Hash Master 1000 Version 2.0

Tool Drop from Wild West Hackin' Fest Mile High

I was fortunate to be selected as a speaker at the Mile High (Denver) Wild West Hackin’ Fest 2026 and this blog coincides with my talk this afternoon. I’ll be releasing Hash Master 1000 version 2.0 (free), a project I originally built because I was tired of stitching together scripts, spreadsheets, and screenshots during Active Directory password assessments. 

Our industry has excellent password cracking tools. Hashcat is phenomenal, and with the right hardware it can produce incredible results. Where things tend to fall apart is everything that comes after cracking. Analysis is often shallow, reporting is inconsistent, and historical context is usually missing altogether. Too many assessments stop at “top passwords” and never dig into how users actually choose passwords, where systemic issues exist, or how environments change over time. Hash Master 1000 was built to close that gap.

Hash Master 1000: Step 1 - Import Source Files

Hash Master 1000 is Active Directory focused and designed around how real AD password assessments are performed. It ingests pwdump, VSS, DCSync, or enriched ADD (SynerComm’s new Active Directory Dumper format) data along with a hashcat potfile and turns them into structured, meaningful analysis. Policy failures, password reuse, weak patterns, dictionary words, repeating substrings, common pitfalls and bad practices, it’s all there, and it’s all designed to be explored and exported. 
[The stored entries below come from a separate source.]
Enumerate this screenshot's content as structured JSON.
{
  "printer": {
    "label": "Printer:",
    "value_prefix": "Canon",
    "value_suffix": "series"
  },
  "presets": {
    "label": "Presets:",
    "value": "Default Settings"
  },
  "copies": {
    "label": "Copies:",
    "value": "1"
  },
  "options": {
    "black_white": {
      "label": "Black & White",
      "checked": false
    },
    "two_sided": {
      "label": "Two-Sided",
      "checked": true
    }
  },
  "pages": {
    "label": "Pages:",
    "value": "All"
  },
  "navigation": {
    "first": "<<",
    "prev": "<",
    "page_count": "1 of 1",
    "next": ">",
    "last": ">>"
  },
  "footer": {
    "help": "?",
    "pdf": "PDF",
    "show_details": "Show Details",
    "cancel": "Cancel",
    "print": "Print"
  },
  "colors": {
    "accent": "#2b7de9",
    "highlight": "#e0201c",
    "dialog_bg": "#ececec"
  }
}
Policy Violation: Accounts Failing Minimum Password Length

What’s New in Version 2.0

Version 2.0 significantly expands that capability. Session management allows assessments to be saved, restored, and compared. Trend analysis makes it possible to show whether an organization is improving or regressing over time. Kerberoast and AS-REP exposure analysis are integrated directly into the workflow, prioritizing accounts based on real operational risk instead of just theoretical vulnerability.

Quickly spot at risk privileged accounts with reused and cracked passwords, as well as accounts storing weak LM hashes.

A new password history analysis even identifies and highlights predictable rotation patterns detected in account passwords and hashes. 

Password predictability shows how easily some user’s next password could be guessed

Perhaps the most helpful new feature is the ability to anonymously compare your uncracked NT hashes against the current Have I Been Pwned database of breached passwords. This is just one of several analysis reports than can be run without the need for cracking. 

Anonymously compare NT hashes to Have I Been Pwned

A bleeding edge new feature in v2.0 is Advanced AI Analysis (AAIA). This feature is intentionally experimental, but it is already proving useful. Using local Ollama models, Hash Master 1000 can assist with pattern recognition, risk summarization, and narrative generation. Everything runs on infrastructure you control, and the output is designed to support analysts, not replace them. It’s clear that AI will play a significant role in how we analyze and report on password data going forward, and this is an early but practical step in that direction. 

Screenshot: Hash Master 1000 - Report Sections

Screenshot: Hash Master 1000 - Advanced AI Analysis

Real AI Insights

One of the more interesting things I’ve observed while using Advanced AI Analysis is how quickly it can surface context that isn’t obvious from charts alone. In several assessments, I’ve asked AI to infer the likely industry, geographic region, or even the name of the organization based solely on cracked passwords. Users gravitate toward what’s familiar, internal project names, business terms, city names, regional sports teams, and cultural references all leak through in password choices. In more than one case, AI was able to make surprisingly accurate guesses about a company’s name, location, or line of business without being given any external information. 

Another practical insight has been how limited English-only dictionary cracking really is for many environments. AI has helped identify names, words, and concepts embedded in passwords that don’t appear in standard English wordlists, terms rooted in other languages, cultures, and naming conventions. That recognition has directly influenced how we build custom wordlists and attack strategies, especially for organizations with a global footprint. These aren’t theoretical ideas, they’re insights that translate into better cracking methods and more accurate reporting. 

Hash Master 1000 is Free to Use

Hash Master 1000 is free to use by the security community and the source code is available. That wasn’t an afterthought. Tools shape how assessments are performed, and better tools lead to better testing. Making it public invites scrutiny, contributions, and improvement from people who are actually doing the work. 

At the end of the day, Hash Master 1000 isn’t trying to replace cracking rigs or magically crack more passwords. It’s a force multiplier. It helps turn raw cracking output into insight that testers can stand behind and organizations can act on. Hash Master 1000 may just be the Swiss Army knife for AD password and hash analysis.